Protein Data Bank image
Online supplemental material
Fig. S1 shows HPLC-Edman analysis of radiolabeled Aurora BKD after digestion with glutamyl endopeptidase, Aurora B expression levels after treatment of BE cells with Aurora B siRNA, and specificity of the anti-pS331 antiserum by immunofluorescence. Fig. S2 shows Chk1 and Aurora B expression levels after treatment of BE cells with Chk1 siRNA and Ser331 phosphorylation in prophase and cytokinesis as well as Aurora B expression levels and Ser331 phosphorylation in CHOWT and CHOS331A cells. Fig. S3 shows Chk1 in vitro kinase assays, immunoprecipitation of 6×Myc–Aurora B with V5-INCENP, Aurora B phosphorylation at Thr232, and INCENP phosphorylation at Ser850. Fig. S4 shows examples of CHOWT and CHOS331A cells in metaphase and interphase, expression of Survivin, and localization of 6×Myc–Aurora B after treatment of CHOWT cells with Survivin siRNA. Table S1 shows fluorescence intensity values at prometaphase kinetochores after various treatments.

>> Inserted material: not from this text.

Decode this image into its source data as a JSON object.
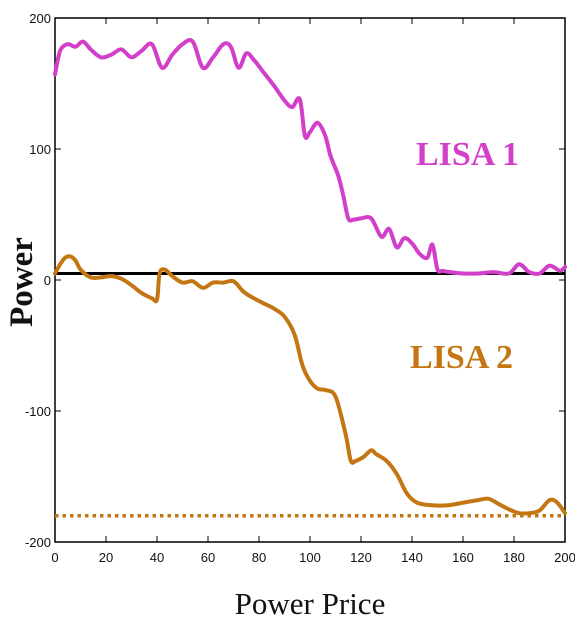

We thank J. Papamatheakis and T. Stukenberg for comments on the manuscript and C. Ward (University of Glasgow, Glasgow, Scotland, UK) for technical help with HPLC-Edman. We also thank W. Earnshaw, M. Inagaki, P. Jallepalli, D. Kardassis, E. Nigg, T. Stukenberg, K. Sullivan, and S. Taylor for generously sharing reagents.
This work was funded by the Association for International Cancer Research (to E. Petsalaki, T. Akoumianaki, and G. Zachos).